Tesla promises to offer three different battery packs when it launches its first sedan next year. The one that will come stock with the Model S will deliver 160 miles in driving range, and 230- and 300-mile packs will be optional. The Silicon Valley-based Tesla is just winding down production of its low-volume debut model, the Roadster, and the hard-charging CEO Elon Musk, a founder of PayPal, is intent on it becoming a viable challenger to the traditional automotive establishment.
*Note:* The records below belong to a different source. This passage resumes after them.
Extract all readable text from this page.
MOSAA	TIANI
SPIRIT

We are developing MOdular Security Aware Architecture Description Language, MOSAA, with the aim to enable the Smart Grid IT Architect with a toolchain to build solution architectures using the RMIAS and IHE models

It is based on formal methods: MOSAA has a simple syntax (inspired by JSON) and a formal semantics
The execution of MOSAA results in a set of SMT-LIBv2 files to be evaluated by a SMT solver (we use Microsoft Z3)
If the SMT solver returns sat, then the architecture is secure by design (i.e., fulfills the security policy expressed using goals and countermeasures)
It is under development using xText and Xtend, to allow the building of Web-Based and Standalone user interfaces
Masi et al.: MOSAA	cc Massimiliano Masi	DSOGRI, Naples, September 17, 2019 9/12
Indeed, there are dozens of alternative power automotive wannabes. But while most target green-minded buyers who are willing to sacrifice size—and even comfort—to cut the oil umbilical, Fisker Automotive is aiming decidedly upscale with its sleek and elegant Karma. The four-seat sports car, which is expected to be on sale about when this story appears, uses a plug-in drive that might initially bring to mind the more plebian Chevrolet Volt, but it promises to deliver Porsche-level performance with Mercedes refinement.

Whether the new entries can unseat the established automotive order remains to be seen. Indeed, there are plenty of skeptics when it comes to battery power. A recent study by J.D. Power and Associates cautions that hybrids, plug-ins and BEVs combined will likely account for barely 7 percent of the market by decade’s end. Proponents like Carlos Ghosn, CEO of Nissan—whose Infiniti luxury brand will soon launch its first battery car—remain more upbeat, but even that might mean only 10 to 20 percent, assuming no significant battery breakthroughs.

Some industry experts believe demand might be strongest in the luxury market. “Those buyers are more willing to accept the added cost,” contends Dr. David Cole, the chairman-emeritus of the Center for Automotive Research. He adds that they’re also seeking technology that can improve the social acceptance of luxury models, like the BMW 7 Series, and high-performance sports cars, such as the Porsche 918.